A photo of Ed Shipley, former president and CEO of Ball State's Alumni Association, and his wife Vicki Shipley and a framed signature of his rests on a table at his viewing May 21, 2019, at Parson Mortuary. Friends and family reflected in Shipley's life during his viewing. Britney S. Kendrick, DN
Friends and family remember life, legacy of Ed Shipley
Friends and family gathered together at his viewing to remember the legacy Ed Shipley leaves behind at Ball State.
Edwin “Ed” Dale Shipley, 73, died May 17, his obituary states. Shipley worked at the university for 34 years, with 31 of those years as the Executive Director, President and CEO of the Alumni Association. In 2017, Shipley was inducted into the Ball State Athletic Hall of Fame.
On Tuesday at Parson Mortuary, loved ones and friends had an opportunity to say their goodbyes, share their thoughts about his life and place bouquets of red and white flowers next to him.
“He’s my Dad, a mentor. He cared deeply about his three children and seven grandchildren,” his son Scott Shipley said. “He made people feel like they were the most important person in the room.”
Scott’s sister, Sharla Kinsey, recalled her father being dedicated to his work at Ball State, but his reach spread beyond the university.
“He’s my dad, so, I think of him in that way,” Kinsey said. “But since he passed, and all the stuff on social media — when I find out that he was mentor to this person, or he helped do this someplace that impacted somebody’s life — I see him as much more much bigger than what I had realized.”
She said her father's love and loyalty to Ball State was so strong, when Kinsey’s daughter was looking for colleges, it was hard for him to remain unbiased.
“He would say, ‘Well, you know Ball State has a really good nursing program?’”
Guests were surrounded with memorabilia from Shipley’s life including multiple photo collages of his life and family, framed articles and placards of his time at Ball State including a customized Ball State red and white football with Shipley’s name on it.
“He was everything to me, he was a father figure, a mentor, he was Ball state through and through,” said Mike Fleck, head coach of Ball State Golf. “He was really the last, really strong connection with the Ball State golf program.”
Shipley’s family and friends said they could never think of a time he was not in Ball State gear.

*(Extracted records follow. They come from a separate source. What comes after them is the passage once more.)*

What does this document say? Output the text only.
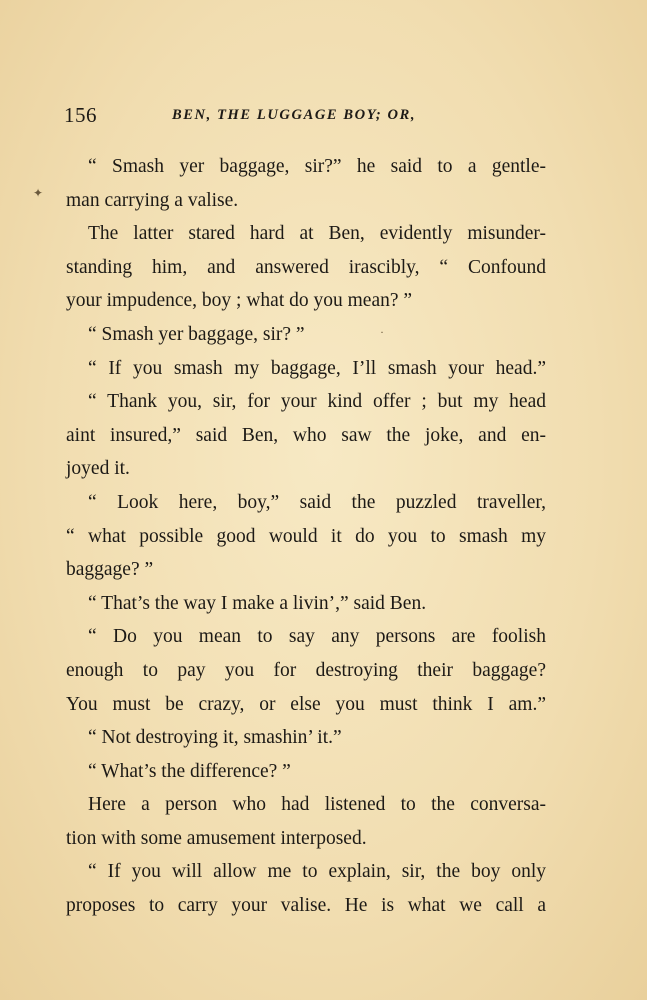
156	BEN, THE LUGGAGE BOY; OR,
✦
·
“ Smash yer baggage, sir?” he said to a gentle-
man carrying a valise.
The latter stared hard at Ben, evidently misunder-
standing him, and answered irascibly, “ Confound
your impudence, boy ; what do you mean? ”
“ Smash yer baggage, sir? ”
“ If you smash my baggage, I’ll smash your head.”
“ Thank you, sir, for your kind offer ; but my head
aint insured,” said Ben, who saw the joke, and en-
joyed it.
“ Look here, boy,” said the puzzled traveller,
“ what possible good would it do you to smash my
baggage? ”
“ That’s the way I make a livin’,” said Ben.
“ Do you mean to say any persons are foolish
enough to pay you for destroying their baggage?
You must be crazy, or else you must think I am.”
“ Not destroying it, smashin’ it.”
“ What’s the difference? ”
Here a person who had listened to the conversa-
tion with some amusement interposed.
“ If you will allow me to explain, sir, the boy only
proposes to carry your valise. He is what we call a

As a gift to the family, among the many flower bouquets, was a Ball State golf bag from Fleck and his wife filled with flowers.

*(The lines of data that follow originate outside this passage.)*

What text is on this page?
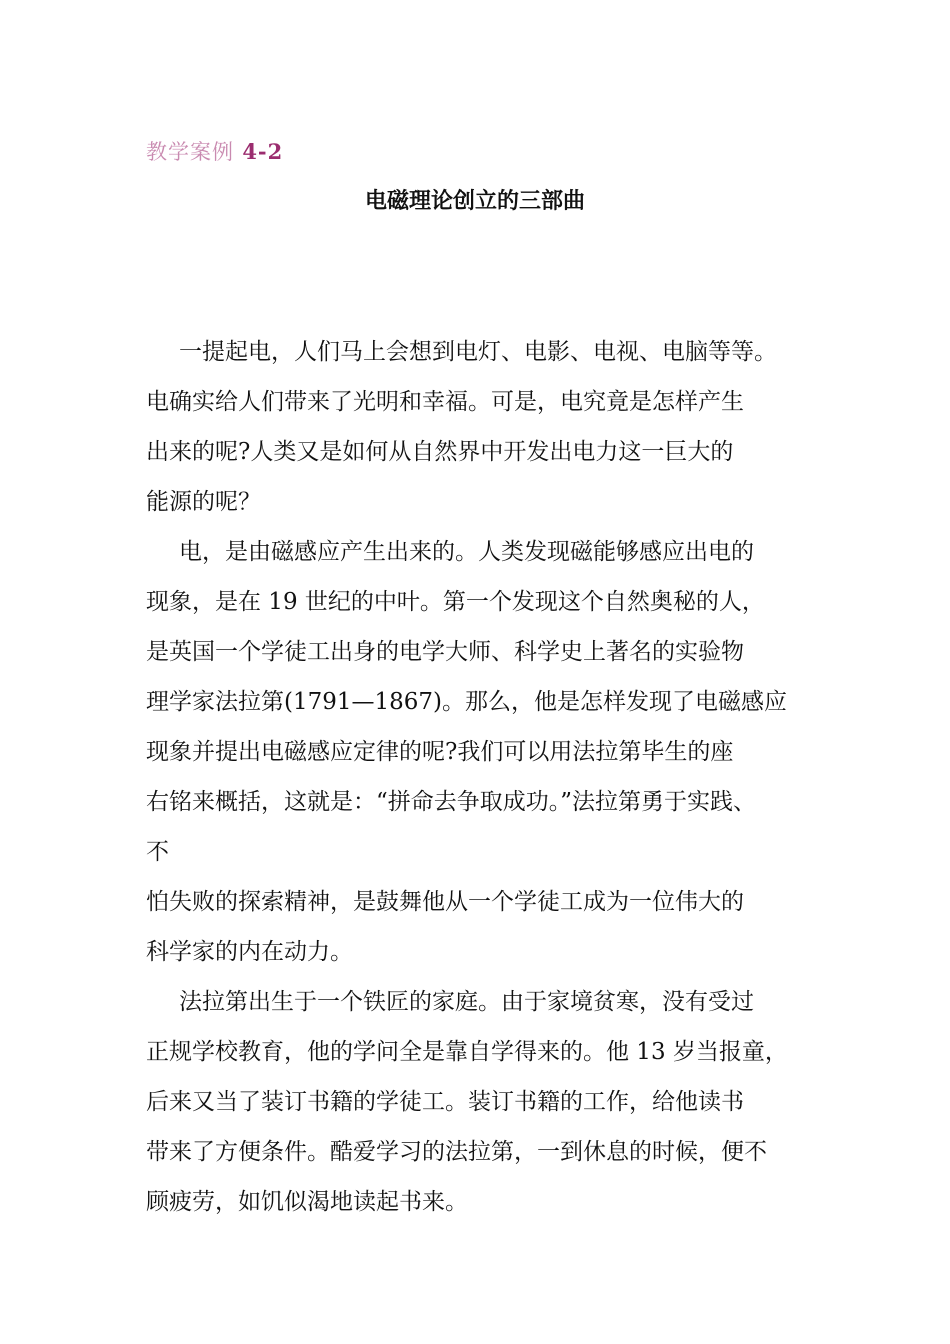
教学案例 4-2
电磁理论创立的三部曲
一提起电，人们马上会想到电灯、电影、电视、电脑等等。
电确实给人们带来了光明和幸福。可是，电究竟是怎样产生
出来的呢?人类又是如何从自然界中开发出电力这一巨大的
能源的呢？
电，是由磁感应产生出来的。人类发现磁能够感应出电的
现象，是在 19 世纪的中叶。第一个发现这个自然奥秘的人，
是英国一个学徒工出身的电学大师、科学史上著名的实验物
理学家法拉第(1791—1867)。那么，他是怎样发现了电磁感应
现象并提出电磁感应定律的呢?我们可以用法拉第毕生的座
右铭来概括，这就是：“拼命去争取成功。”法拉第勇于实践、
不
怕失败的探索精神，是鼓舞他从一个学徒工成为一位伟大的
科学家的内在动力。
法拉第出生于一个铁匠的家庭。由于家境贫寒，没有受过
正规学校教育，他的学问全是靠自学得来的。他 13 岁当报童，
后来又当了装订书籍的学徒工。装订书籍的工作，给他读书
带来了方便条件。酷爱学习的法拉第，一到休息的时候，便不
顾疲劳，如饥似渴地读起书来。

Aaron Lake, associate director of special initiatives and development at Indiana Academy, said Shipley gave him his first job at Ball State.

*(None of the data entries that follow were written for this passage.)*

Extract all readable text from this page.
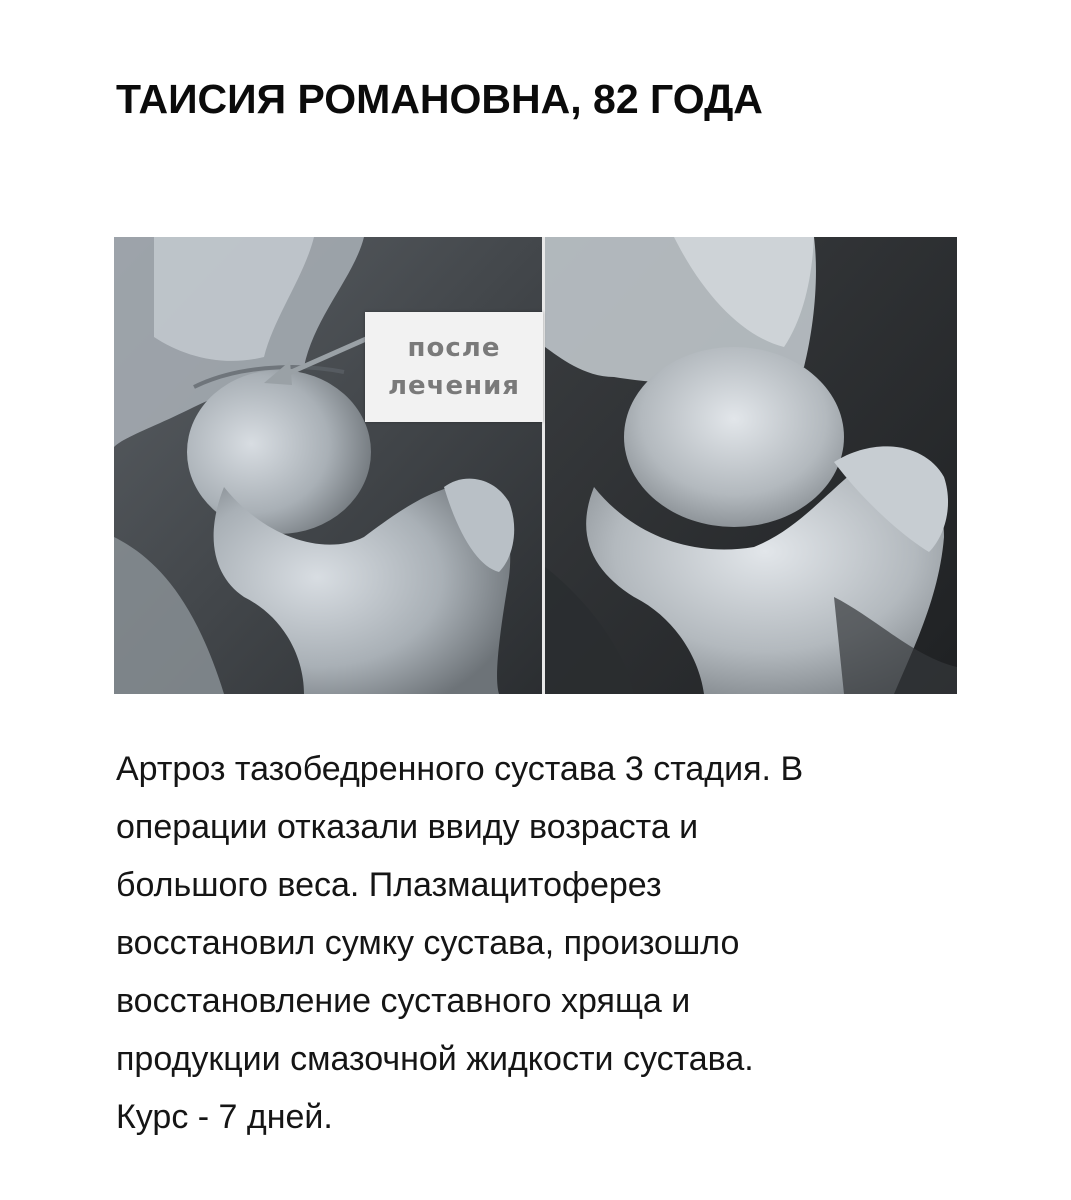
ТАИСИЯ РОМАНОВНА, 82 ГОДА
после
лечения

Артроз тазобедренного сустава 3 стадия. В
операции отказали ввиду возраста и
большого веса. Плазмацитоферез
восстановил сумку сустава, произошло
восстановление суставного хряща и
продукции смазочной жидкости сустава.
Курс - 7 дней.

At 23, Shipley encouraged Aaron to take up a job at the Alumni Center. Later, at a different location, he’d be in charge of event planning and coordinating for the Black Alumni Constituents Society — something Shipley played a role in bringing to Ball State.
“Of all the souls I ever met, his was the most human [sic],” Aaron said about Shipley, quoting Captain Kirk’s eulogy for Spock in the movie “Star Trek II: The Wrath of Khan.”
Aaron said when the black alumni constituents would have a meeting he would be present, but was never superimposing of the directions he or other members of the organization took for the program. Instead, Shipley tried leading Aaron in a different way.
“You may have a different path, and a different direction, and different doesn’t mean right or wrong, different just means not the same,” Aaron said Shipley told him — something that always stuck with Aaron when he started his job at the Alumni center.
Jeannine Lee Lake, Aaron’s wife, owner of “The Good News” community newspaper and the 2018 Democratic nominee for Indiana’s 6th Congressional District, said she would compare him to J. Allan Rent, the late executive director and general manager for public broadcasting operations at Ball State — someone she said was very involved with the university and the black community in Muncie.
“They were the kind of people that really moved and shook the foundations to make things happen at Ball State,” Jeannine said.
“He made sure that our voices were heard and our needs were heard. Everybody doesn't do that,” Jeannine said. “It takes sometimes a person that has a little bit of prestige, and honor, and privilege to open the door for others. And that's what he did for the Black Alumni association.”
Scott shared his final thoughts on his father's life.
“I think his legacy is about people and relationships and the way he made people feel,” he said. “We are very thankful that we could call him dad and call him grandpa.”